SCOTT SIMON, host:
This is WEEKEND EDITION from NPR News. I'm Scott Simon.
An important objective of the surge of nearly 30,000 additional U.S. troops into Iraq was to give the Iraqi government the opportunity to resolve some factional differences, make policy changes and secure a broad-based representative government.
People in Congress and generals debated the effect of the troop increase. We want to turn to NPR's Mike Shuster in Iraq to talk about political consequences. He joins us from Baghdad. Michael, thanks for being with us.
MIKE SHUSTER: Hi, Scott.
SIMON: Help us understand the size of the problem that Prime Minister al-Maliki has in trying to bring factions together.
SHUSTER: Well, of course, the size of the problem is enormous. We're finished four years of war, heading for the fifth year of war in Iraq. This has been a weak government ever since it was formed.
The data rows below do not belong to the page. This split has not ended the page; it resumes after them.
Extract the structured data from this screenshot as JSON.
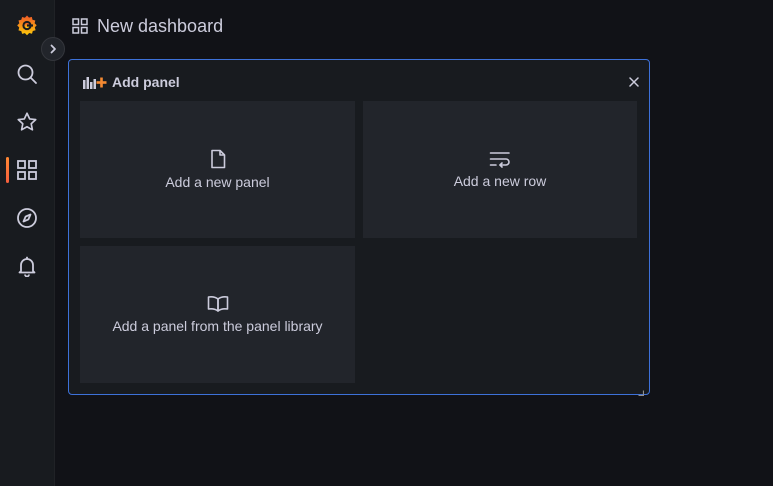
{
  "header": {
    "title": "New dashboard",
    "icon": "dashboard-grid-icon"
  },
  "sidebar": {
    "items": [
      {
        "name": "grafana-logo",
        "icon": "grafana-logo"
      },
      {
        "name": "search",
        "icon": "search-icon"
      },
      {
        "name": "starred",
        "icon": "star-icon"
      },
      {
        "name": "dashboards",
        "icon": "apps-icon",
        "active": true
      },
      {
        "name": "explore",
        "icon": "compass-icon"
      },
      {
        "name": "alerting",
        "icon": "bell-icon"
      }
    ],
    "expand_icon": "chevron-right-icon"
  },
  "add_panel": {
    "title": "Add panel",
    "options": [
      {
        "label": "Add a new panel",
        "icon": "file-icon"
      },
      {
        "label": "Add a new row",
        "icon": "wrap-text-icon"
      },
      {
        "label": "Add a panel from the panel library",
        "icon": "book-open-icon"
      }
    ]
  },
  "colors": {
    "background": "#111217",
    "sidebar": "#181b1f",
    "card": "#22252b",
    "accent_border": "#3d71d9",
    "brand_orange": "#f58a32"
  }
}
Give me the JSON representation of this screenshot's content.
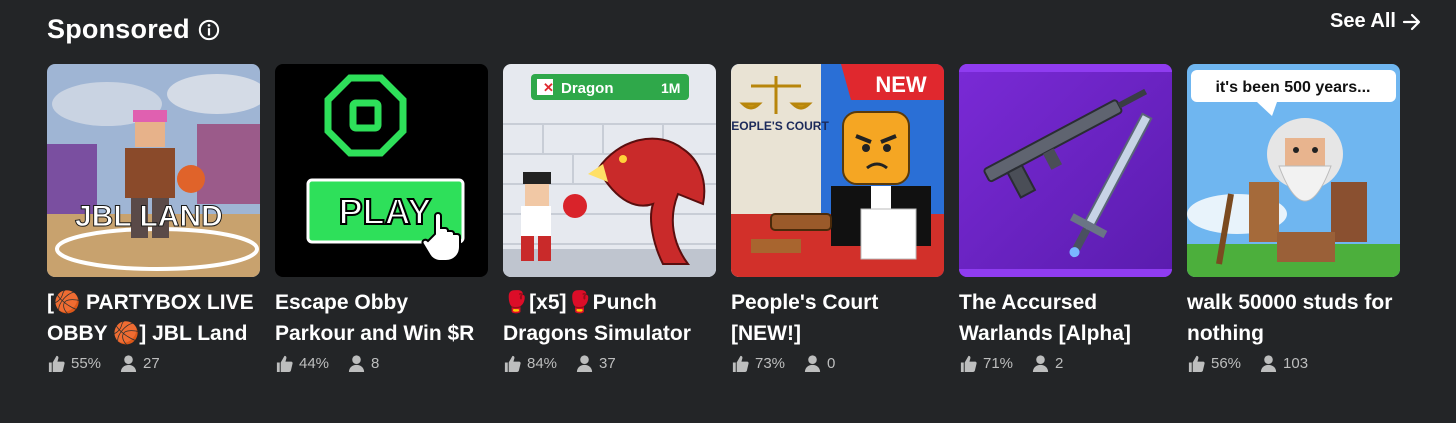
{
  "section": {
    "title": "Sponsored",
    "see_all_label": "See All"
  },
  "icons": {
    "info": "info-circle-icon",
    "arrow": "arrow-right-icon",
    "thumbs": "thumbs-up-icon",
    "players": "player-icon"
  },
  "colors": {
    "background": "#232527",
    "text": "#ffffff",
    "muted": "#bdbebe"
  },
  "cards": [
    {
      "title": "[🏀 PARTYBOX LIVE OBBY 🏀] JBL Land",
      "rating": "55%",
      "players": "27",
      "thumb_text": "JBL LAND"
    },
    {
      "title": "Escape Obby Parkour and Win $R",
      "rating": "44%",
      "players": "8",
      "thumb_text": "PLAY"
    },
    {
      "title": "🥊[x5]🥊Punch Dragons Simulator",
      "rating": "84%",
      "players": "37",
      "thumb_text": "Dragon",
      "thumb_badge": "1M"
    },
    {
      "title": "People's Court [NEW!]",
      "rating": "73%",
      "players": "0",
      "thumb_text": "PEOPLE'S COURT",
      "thumb_badge": "NEW"
    },
    {
      "title": "The Accursed Warlands [Alpha]",
      "rating": "71%",
      "players": "2"
    },
    {
      "title": "walk 50000 studs for nothing",
      "rating": "56%",
      "players": "103",
      "thumb_text": "it's been 500 years..."
    }
  ]
}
A year ago, it was very difficult to form the government and bring enough members of parliament to get a majority.
Prime Minister Maliki has always had great difficulty holding this coalition together, trying to negotiate with the Sunnis who have entered the government in the parliament tentatively in the last year but have not embraced the process wholeheartedly, within his own coalition and within the Shiite alliance, which makes the bulk of his support.
There are divisions, and in fact, there are parts of Iraq, especially in the south, where different factions that support Maliki are actually fighting one another. I was in Diwaniya town in the south a couple of weeks ago where that was taking place.
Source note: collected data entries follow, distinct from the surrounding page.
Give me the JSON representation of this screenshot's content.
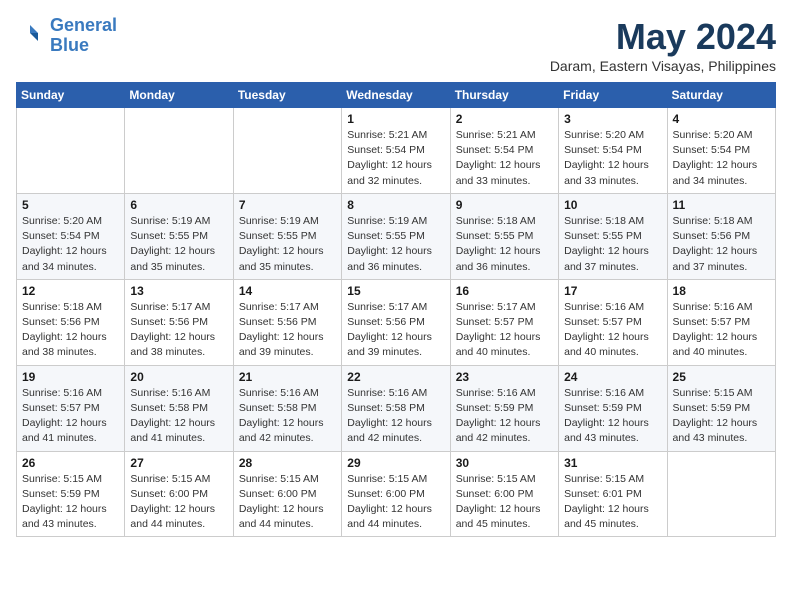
{
  "header": {
    "logo_line1": "General",
    "logo_line2": "Blue",
    "month_year": "May 2024",
    "location": "Daram, Eastern Visayas, Philippines"
  },
  "days_of_week": [
    "Sunday",
    "Monday",
    "Tuesday",
    "Wednesday",
    "Thursday",
    "Friday",
    "Saturday"
  ],
  "weeks": [
    [
      {
        "day": "",
        "info": ""
      },
      {
        "day": "",
        "info": ""
      },
      {
        "day": "",
        "info": ""
      },
      {
        "day": "1",
        "info": "Sunrise: 5:21 AM\nSunset: 5:54 PM\nDaylight: 12 hours\nand 32 minutes."
      },
      {
        "day": "2",
        "info": "Sunrise: 5:21 AM\nSunset: 5:54 PM\nDaylight: 12 hours\nand 33 minutes."
      },
      {
        "day": "3",
        "info": "Sunrise: 5:20 AM\nSunset: 5:54 PM\nDaylight: 12 hours\nand 33 minutes."
      },
      {
        "day": "4",
        "info": "Sunrise: 5:20 AM\nSunset: 5:54 PM\nDaylight: 12 hours\nand 34 minutes."
      }
    ],
    [
      {
        "day": "5",
        "info": "Sunrise: 5:20 AM\nSunset: 5:54 PM\nDaylight: 12 hours\nand 34 minutes."
      },
      {
        "day": "6",
        "info": "Sunrise: 5:19 AM\nSunset: 5:55 PM\nDaylight: 12 hours\nand 35 minutes."
      },
      {
        "day": "7",
        "info": "Sunrise: 5:19 AM\nSunset: 5:55 PM\nDaylight: 12 hours\nand 35 minutes."
      },
      {
        "day": "8",
        "info": "Sunrise: 5:19 AM\nSunset: 5:55 PM\nDaylight: 12 hours\nand 36 minutes."
      },
      {
        "day": "9",
        "info": "Sunrise: 5:18 AM\nSunset: 5:55 PM\nDaylight: 12 hours\nand 36 minutes."
      },
      {
        "day": "10",
        "info": "Sunrise: 5:18 AM\nSunset: 5:55 PM\nDaylight: 12 hours\nand 37 minutes."
      },
      {
        "day": "11",
        "info": "Sunrise: 5:18 AM\nSunset: 5:56 PM\nDaylight: 12 hours\nand 37 minutes."
      }
    ],
    [
      {
        "day": "12",
        "info": "Sunrise: 5:18 AM\nSunset: 5:56 PM\nDaylight: 12 hours\nand 38 minutes."
      },
      {
        "day": "13",
        "info": "Sunrise: 5:17 AM\nSunset: 5:56 PM\nDaylight: 12 hours\nand 38 minutes."
      },
      {
        "day": "14",
        "info": "Sunrise: 5:17 AM\nSunset: 5:56 PM\nDaylight: 12 hours\nand 39 minutes."
      },
      {
        "day": "15",
        "info": "Sunrise: 5:17 AM\nSunset: 5:56 PM\nDaylight: 12 hours\nand 39 minutes."
      },
      {
        "day": "16",
        "info": "Sunrise: 5:17 AM\nSunset: 5:57 PM\nDaylight: 12 hours\nand 40 minutes."
      },
      {
        "day": "17",
        "info": "Sunrise: 5:16 AM\nSunset: 5:57 PM\nDaylight: 12 hours\nand 40 minutes."
      },
      {
        "day": "18",
        "info": "Sunrise: 5:16 AM\nSunset: 5:57 PM\nDaylight: 12 hours\nand 40 minutes."
      }
    ],
    [
      {
        "day": "19",
        "info": "Sunrise: 5:16 AM\nSunset: 5:57 PM\nDaylight: 12 hours\nand 41 minutes."
      },
      {
        "day": "20",
        "info": "Sunrise: 5:16 AM\nSunset: 5:58 PM\nDaylight: 12 hours\nand 41 minutes."
      },
      {
        "day": "21",
        "info": "Sunrise: 5:16 AM\nSunset: 5:58 PM\nDaylight: 12 hours\nand 42 minutes."
      },
      {
        "day": "22",
        "info": "Sunrise: 5:16 AM\nSunset: 5:58 PM\nDaylight: 12 hours\nand 42 minutes."
      },
      {
        "day": "23",
        "info": "Sunrise: 5:16 AM\nSunset: 5:59 PM\nDaylight: 12 hours\nand 42 minutes."
      },
      {
        "day": "24",
        "info": "Sunrise: 5:16 AM\nSunset: 5:59 PM\nDaylight: 12 hours\nand 43 minutes."
      },
      {
        "day": "25",
        "info": "Sunrise: 5:15 AM\nSunset: 5:59 PM\nDaylight: 12 hours\nand 43 minutes."
      }
    ],
    [
      {
        "day": "26",
        "info": "Sunrise: 5:15 AM\nSunset: 5:59 PM\nDaylight: 12 hours\nand 43 minutes."
      },
      {
        "day": "27",
        "info": "Sunrise: 5:15 AM\nSunset: 6:00 PM\nDaylight: 12 hours\nand 44 minutes."
      },
      {
        "day": "28",
        "info": "Sunrise: 5:15 AM\nSunset: 6:00 PM\nDaylight: 12 hours\nand 44 minutes."
      },
      {
        "day": "29",
        "info": "Sunrise: 5:15 AM\nSunset: 6:00 PM\nDaylight: 12 hours\nand 44 minutes."
      },
      {
        "day": "30",
        "info": "Sunrise: 5:15 AM\nSunset: 6:00 PM\nDaylight: 12 hours\nand 45 minutes."
      },
      {
        "day": "31",
        "info": "Sunrise: 5:15 AM\nSunset: 6:01 PM\nDaylight: 12 hours\nand 45 minutes."
      },
      {
        "day": "",
        "info": ""
      }
    ]
  ]
}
So it is an enormous problem to try to bring about political reconciliation under these circumstances. But the pressure that's coming from the United States on Maliki to do that is enormous. And they're telling him he's got to get it done quickly.
SIMON: How does this play out in some practical issues like oil production or the role of former Baath Party members?
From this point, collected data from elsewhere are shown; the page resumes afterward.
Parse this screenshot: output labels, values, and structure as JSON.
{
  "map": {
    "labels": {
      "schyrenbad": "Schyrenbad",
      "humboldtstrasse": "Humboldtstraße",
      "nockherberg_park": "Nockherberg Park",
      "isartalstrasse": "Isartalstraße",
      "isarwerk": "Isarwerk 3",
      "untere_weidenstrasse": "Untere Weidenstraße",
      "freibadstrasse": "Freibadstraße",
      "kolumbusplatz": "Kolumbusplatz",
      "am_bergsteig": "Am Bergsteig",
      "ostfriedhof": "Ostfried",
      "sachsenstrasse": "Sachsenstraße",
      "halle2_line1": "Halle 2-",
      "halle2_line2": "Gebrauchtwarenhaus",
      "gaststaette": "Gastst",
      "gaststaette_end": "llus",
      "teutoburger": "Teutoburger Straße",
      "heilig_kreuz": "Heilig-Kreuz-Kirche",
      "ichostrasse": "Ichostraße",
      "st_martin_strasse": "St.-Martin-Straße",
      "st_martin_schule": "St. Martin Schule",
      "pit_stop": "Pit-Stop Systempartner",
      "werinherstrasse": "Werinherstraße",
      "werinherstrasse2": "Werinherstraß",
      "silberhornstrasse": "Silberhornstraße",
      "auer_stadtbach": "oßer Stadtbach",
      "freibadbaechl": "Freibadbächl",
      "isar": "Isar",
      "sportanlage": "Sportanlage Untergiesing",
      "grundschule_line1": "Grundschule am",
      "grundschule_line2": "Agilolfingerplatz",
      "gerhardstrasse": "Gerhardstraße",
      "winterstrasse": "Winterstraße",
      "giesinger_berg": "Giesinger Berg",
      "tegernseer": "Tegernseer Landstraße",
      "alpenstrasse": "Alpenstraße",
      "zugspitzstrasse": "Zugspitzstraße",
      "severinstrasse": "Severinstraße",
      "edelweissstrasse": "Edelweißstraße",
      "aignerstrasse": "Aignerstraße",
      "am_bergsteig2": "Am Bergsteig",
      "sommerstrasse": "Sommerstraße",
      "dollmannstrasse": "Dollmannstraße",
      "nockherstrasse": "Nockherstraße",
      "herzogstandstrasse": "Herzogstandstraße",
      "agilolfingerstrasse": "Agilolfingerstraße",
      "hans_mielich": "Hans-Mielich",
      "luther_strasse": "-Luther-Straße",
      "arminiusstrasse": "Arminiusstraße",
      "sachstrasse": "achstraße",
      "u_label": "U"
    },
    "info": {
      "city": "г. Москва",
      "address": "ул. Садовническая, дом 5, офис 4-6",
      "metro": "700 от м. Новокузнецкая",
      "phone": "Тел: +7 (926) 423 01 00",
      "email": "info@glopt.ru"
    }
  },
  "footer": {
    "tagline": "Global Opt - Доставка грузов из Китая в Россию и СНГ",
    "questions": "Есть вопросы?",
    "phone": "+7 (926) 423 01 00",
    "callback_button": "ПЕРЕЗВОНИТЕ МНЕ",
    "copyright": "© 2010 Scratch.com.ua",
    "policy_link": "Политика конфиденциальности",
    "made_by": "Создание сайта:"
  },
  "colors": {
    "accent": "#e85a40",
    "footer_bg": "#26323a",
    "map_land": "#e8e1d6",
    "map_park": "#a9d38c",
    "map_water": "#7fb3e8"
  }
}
SHUSTER: Those are two of the key issues. There is a new law that has been written, but not submitted to parliament on how to share the revenue from the oil production in Iraq. And it is a fundamental difference between different factions in different parts of Iraq like the Kurds who want to control a kind of a separate account and make separate deals to exploit oil in their region.
And Maliki and many of his backers who want the central government in Baghdad to control the revenue and parcel it out like many other states do with revenue of that size. This issue is going nowhere, so far. A law has been written, but not submitted to parliament.
Similarly, with this so-called reform of debaathification, there's pressure from the United States on Maliki to pass a law that will allow more former members of Saddam Hussein's Baath Party to return to the government because they have a lot of skills to run the government.
And there are certainly many members of Maliki's governing coalition that do not want that. On the Shiite side, there is an enormous resistance, hostility to that idea. Again, the Americans are saying, get this done soon this summer, by this summer. And it's not clear that Maliki can do it.
SIMON: Are there increasing pressures to create what amounts to semi-autonomous zones in different parts of the country with individual devolving powers to central regions?
SHUSTER: Yes, they've - that's certainly true. They've been here from the beginning, Scott. After all, the Kurds have Iraqi Kurdistan, which is enormously autonomous, not just semi-autonomous, but practically independent. And there are some on the Shiite side would like to see that happen in the south as well.
SIMON: Did those debates and, obviously, what can daily(ph) be violent disputes persist with or without U.S. troops on the ground?
SHUSTER: I think that that's certainly true. This society, now without Saddam Hussein and after four years of war, is a deeply divided society. In fact, those here in Iraq who want the American military persons to remain for a while hoped that the strength of the American military might be one of the stabilizing forces.
And it seems that Maliki is in that camp. There are others who want to leave, but regardless, it's hard to imagine that this kind of problem and this kind of violence would be solved quickly, even if the United States left tomorrow.
SIMON: NPR's Mike Shuster in Baghdad. Thanks very much.